In those first days it was hoped, and assumed, that as the rescue workers labored to uncover debris, survivors would be found and rescued. There were high hopes that people were trapped, yet alive. Families were handing out, and posting, missing persons fliers: memorial walls sprang up all over lower Manhattan, especially around the hospital—a face, a name, a distinguishing mark, always headed by the word MISSING. The strong hope of finding loved ones alive persisted for some days, but soon the city and the nation began to realize the magnitude of the destruction. The heat of the jet fuel, the implosion of the building…the impossibility of survival began to sink in.
But in the early days, it was all so unclear. The medical staff at St. Vincent’s were waiting around in scrubs, poised for ambulances to coming racing in with victims to save…but the ambulances never came. Standing there on the sidewalk in front of St. Vincent’s, facing a wall of “Missing Person” flyers, I started to pray the Rosary, mostly because I didn’t know what else to do. I was with another sister, and we stood side-by-side as we quietly prayed the familiar prayers, with beads slipping through our fingers one by one. We gazed at the faces as we prayed for them all.
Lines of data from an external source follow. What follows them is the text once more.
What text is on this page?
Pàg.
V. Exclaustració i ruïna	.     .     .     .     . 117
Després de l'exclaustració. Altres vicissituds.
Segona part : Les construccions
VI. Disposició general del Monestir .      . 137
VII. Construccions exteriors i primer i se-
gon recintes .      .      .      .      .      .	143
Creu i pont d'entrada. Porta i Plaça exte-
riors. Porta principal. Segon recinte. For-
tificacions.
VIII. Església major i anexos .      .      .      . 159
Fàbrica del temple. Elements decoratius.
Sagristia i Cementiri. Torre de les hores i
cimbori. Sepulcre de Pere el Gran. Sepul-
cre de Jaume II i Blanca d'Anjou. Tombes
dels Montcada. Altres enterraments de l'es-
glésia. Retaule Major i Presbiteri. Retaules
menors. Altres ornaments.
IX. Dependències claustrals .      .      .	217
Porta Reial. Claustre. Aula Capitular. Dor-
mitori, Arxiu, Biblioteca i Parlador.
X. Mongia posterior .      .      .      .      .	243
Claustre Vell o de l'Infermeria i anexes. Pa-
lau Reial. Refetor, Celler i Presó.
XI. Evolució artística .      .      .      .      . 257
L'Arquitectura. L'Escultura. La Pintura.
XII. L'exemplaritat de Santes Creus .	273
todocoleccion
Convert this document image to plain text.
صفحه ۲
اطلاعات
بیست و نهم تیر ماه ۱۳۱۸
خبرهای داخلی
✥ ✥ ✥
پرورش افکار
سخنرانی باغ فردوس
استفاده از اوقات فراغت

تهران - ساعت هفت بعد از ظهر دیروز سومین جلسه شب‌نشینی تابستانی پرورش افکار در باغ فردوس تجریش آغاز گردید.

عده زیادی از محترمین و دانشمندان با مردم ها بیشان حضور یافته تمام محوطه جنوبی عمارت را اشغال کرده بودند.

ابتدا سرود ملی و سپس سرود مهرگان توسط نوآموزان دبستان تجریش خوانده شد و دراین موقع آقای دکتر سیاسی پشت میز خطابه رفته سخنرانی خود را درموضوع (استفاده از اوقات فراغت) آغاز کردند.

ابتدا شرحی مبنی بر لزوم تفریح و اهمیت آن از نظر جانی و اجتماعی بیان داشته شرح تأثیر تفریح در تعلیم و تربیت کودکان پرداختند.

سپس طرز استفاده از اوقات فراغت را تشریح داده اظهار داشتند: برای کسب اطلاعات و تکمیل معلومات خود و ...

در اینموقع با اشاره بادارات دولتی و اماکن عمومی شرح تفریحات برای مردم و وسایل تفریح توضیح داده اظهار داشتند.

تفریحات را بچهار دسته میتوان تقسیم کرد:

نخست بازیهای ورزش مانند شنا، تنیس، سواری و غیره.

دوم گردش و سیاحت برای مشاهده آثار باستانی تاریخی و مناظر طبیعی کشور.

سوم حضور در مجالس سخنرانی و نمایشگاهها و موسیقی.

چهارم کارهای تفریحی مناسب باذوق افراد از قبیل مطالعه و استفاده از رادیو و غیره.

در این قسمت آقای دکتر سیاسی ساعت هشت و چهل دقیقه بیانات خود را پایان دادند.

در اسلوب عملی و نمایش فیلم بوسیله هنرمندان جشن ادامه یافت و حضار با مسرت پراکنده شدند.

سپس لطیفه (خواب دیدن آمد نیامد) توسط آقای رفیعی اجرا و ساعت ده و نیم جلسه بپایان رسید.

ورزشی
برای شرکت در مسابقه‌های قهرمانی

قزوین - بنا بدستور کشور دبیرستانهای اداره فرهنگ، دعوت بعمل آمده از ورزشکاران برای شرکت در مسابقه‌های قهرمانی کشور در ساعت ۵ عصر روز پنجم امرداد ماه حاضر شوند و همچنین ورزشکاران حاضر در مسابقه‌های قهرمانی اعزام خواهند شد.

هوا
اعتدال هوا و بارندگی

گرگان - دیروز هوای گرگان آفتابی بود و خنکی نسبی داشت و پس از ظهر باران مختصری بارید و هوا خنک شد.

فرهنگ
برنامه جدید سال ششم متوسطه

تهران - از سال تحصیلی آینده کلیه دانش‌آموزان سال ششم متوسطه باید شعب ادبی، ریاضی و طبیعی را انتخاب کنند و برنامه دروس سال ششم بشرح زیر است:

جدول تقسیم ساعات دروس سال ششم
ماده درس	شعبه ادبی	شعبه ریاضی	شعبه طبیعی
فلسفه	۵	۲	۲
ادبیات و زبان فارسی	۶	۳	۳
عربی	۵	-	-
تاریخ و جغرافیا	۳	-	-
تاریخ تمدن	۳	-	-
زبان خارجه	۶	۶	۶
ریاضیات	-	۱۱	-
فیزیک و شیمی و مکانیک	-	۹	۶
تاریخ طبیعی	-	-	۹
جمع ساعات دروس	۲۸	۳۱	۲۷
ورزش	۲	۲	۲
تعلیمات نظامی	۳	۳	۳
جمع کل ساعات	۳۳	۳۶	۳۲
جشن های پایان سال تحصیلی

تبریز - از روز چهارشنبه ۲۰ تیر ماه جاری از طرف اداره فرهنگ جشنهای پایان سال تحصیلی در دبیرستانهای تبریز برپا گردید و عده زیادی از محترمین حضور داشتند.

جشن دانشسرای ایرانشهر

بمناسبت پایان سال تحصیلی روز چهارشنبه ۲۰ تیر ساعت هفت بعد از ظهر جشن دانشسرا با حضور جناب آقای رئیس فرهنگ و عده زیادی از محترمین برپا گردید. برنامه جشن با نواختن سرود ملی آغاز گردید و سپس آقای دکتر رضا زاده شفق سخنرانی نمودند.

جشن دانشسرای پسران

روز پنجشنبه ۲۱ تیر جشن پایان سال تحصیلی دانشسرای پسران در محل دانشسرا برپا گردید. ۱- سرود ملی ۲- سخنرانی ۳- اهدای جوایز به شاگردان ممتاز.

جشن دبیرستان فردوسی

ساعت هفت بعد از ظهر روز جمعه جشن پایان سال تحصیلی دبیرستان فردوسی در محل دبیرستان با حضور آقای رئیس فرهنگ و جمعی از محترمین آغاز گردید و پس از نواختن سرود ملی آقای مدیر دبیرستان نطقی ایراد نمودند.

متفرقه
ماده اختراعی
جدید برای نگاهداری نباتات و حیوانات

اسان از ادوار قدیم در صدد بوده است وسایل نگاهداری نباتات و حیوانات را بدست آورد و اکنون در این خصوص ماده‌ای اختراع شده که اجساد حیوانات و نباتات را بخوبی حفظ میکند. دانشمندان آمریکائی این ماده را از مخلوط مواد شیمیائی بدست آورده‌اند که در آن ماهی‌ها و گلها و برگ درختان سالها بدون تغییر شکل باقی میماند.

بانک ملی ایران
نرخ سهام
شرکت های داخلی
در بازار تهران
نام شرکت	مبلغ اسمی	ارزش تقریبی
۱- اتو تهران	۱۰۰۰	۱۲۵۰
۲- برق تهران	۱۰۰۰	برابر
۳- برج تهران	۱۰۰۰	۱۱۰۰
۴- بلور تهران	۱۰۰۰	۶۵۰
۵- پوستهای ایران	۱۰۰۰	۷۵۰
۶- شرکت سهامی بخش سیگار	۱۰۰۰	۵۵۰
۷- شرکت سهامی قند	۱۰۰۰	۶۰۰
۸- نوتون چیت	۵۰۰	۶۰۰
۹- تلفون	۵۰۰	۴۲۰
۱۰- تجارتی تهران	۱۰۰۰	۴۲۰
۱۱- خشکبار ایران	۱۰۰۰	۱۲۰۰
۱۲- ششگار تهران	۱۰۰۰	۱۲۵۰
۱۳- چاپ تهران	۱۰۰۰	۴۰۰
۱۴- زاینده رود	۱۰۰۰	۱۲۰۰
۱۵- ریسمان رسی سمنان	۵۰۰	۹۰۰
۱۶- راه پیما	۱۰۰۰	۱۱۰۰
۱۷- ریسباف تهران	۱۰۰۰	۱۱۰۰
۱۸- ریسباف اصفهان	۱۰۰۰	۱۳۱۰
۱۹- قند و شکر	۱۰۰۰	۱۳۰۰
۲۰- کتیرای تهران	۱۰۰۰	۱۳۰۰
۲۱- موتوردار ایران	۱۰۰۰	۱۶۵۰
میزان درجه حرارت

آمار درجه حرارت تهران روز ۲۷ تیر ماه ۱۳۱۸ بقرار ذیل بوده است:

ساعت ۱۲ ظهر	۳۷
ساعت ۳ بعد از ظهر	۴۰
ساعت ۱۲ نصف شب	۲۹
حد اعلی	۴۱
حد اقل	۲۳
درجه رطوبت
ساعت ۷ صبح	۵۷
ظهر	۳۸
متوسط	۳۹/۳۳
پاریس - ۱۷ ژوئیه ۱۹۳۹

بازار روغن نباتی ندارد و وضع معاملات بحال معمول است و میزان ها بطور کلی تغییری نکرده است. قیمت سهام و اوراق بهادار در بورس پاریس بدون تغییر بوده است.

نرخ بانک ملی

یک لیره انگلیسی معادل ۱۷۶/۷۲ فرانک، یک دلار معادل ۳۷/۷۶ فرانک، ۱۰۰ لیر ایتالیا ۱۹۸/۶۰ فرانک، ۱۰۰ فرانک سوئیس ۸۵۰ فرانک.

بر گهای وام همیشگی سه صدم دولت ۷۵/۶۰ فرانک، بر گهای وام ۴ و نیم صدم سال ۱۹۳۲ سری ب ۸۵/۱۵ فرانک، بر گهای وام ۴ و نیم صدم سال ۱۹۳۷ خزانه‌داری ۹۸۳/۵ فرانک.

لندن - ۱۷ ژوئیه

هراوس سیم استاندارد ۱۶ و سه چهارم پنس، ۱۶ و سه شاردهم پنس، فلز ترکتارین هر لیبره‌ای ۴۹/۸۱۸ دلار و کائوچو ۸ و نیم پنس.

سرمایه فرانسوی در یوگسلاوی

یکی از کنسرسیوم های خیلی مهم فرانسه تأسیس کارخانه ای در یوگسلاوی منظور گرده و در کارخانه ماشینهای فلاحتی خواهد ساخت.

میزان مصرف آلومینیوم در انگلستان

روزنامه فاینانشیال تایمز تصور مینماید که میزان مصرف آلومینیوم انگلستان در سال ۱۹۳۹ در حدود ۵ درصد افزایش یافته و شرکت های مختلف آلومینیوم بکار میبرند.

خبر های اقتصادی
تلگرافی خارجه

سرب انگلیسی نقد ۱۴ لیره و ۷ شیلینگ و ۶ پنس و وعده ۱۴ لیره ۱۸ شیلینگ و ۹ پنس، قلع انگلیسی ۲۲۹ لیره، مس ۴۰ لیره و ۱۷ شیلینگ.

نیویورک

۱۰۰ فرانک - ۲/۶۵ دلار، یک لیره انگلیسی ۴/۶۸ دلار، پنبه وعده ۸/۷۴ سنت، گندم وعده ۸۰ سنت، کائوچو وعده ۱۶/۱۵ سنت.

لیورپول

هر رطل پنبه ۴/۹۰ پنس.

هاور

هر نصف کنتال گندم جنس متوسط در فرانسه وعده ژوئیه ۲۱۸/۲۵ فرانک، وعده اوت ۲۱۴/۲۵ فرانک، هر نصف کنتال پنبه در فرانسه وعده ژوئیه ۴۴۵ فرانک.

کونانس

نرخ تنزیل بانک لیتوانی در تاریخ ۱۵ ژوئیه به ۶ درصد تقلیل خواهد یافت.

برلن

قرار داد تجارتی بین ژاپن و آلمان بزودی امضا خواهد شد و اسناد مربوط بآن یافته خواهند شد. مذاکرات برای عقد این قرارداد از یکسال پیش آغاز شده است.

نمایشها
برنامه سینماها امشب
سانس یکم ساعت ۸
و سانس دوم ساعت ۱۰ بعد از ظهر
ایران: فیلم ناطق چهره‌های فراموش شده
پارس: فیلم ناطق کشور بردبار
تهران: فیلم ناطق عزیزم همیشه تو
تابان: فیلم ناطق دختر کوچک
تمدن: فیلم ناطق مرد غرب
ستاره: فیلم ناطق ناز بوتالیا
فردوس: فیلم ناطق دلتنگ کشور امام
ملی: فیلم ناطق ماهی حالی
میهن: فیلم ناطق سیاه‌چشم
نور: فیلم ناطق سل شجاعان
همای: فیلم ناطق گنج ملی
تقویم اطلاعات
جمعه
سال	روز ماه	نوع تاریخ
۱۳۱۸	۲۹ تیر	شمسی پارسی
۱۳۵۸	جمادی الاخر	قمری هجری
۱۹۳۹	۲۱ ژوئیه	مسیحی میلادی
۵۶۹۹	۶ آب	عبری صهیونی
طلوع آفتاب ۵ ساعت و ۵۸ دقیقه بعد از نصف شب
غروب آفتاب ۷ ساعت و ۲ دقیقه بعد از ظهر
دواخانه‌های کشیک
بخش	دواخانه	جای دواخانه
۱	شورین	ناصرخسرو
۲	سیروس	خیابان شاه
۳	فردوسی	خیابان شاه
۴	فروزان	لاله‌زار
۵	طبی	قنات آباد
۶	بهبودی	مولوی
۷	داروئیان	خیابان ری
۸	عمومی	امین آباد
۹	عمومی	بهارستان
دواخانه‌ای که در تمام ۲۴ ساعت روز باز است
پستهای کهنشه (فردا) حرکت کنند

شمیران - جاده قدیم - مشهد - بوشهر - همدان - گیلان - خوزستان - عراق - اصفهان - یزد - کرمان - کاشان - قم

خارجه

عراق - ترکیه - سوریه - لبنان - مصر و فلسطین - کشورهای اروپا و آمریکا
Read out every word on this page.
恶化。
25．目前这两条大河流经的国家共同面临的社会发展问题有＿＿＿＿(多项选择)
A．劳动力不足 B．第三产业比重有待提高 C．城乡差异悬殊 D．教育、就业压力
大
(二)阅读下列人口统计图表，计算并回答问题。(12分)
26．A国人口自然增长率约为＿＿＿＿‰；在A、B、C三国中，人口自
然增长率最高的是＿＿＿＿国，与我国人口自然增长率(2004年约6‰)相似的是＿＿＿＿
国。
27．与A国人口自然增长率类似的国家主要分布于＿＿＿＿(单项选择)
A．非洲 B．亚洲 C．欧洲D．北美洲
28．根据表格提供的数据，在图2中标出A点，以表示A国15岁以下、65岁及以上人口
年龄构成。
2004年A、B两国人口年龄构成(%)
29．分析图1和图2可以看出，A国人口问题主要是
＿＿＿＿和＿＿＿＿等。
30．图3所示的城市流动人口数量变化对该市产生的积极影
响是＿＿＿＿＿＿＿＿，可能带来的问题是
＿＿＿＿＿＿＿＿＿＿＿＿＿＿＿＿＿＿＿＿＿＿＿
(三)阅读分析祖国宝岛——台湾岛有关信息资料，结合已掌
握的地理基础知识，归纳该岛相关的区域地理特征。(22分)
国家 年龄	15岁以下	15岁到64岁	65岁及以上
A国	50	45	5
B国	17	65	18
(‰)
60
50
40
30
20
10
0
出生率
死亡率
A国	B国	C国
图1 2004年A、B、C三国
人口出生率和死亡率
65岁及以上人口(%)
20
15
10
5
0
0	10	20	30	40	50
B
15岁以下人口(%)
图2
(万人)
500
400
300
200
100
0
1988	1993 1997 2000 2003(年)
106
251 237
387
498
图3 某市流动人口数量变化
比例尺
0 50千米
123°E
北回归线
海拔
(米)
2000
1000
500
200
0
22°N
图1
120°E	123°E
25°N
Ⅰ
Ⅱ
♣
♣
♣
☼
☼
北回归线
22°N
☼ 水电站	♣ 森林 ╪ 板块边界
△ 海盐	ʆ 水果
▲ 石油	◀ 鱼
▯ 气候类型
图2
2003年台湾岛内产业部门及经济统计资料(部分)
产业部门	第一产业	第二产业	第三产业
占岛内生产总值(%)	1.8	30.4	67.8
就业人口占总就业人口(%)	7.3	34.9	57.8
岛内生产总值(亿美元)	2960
There was a man on the sidewalk with us. He stood there in his three-piece suit about four feet to my right. As the decades went on I noticed that he moved closer and closer; until he was right at my side, moving gently with the rhythm of the Rosary. I assumed that he was not a Catholic, because he did not say the prayers or even move his lips, but he stood with us, rocking with the Hail Marys as the tears streamed down his cheeks.
Of all my memories of those weeks and months, that Rosary prayed with that man whose name I do not know, is the most vivid. Comfort, consolation, peace: these are the byproducts of the Rosary. When there are no answers, when there is only haze and smoke and uncertainty, when you don’t know what else to do, pray the Rosary. It will bring you peace, the peace you need to take the next good step.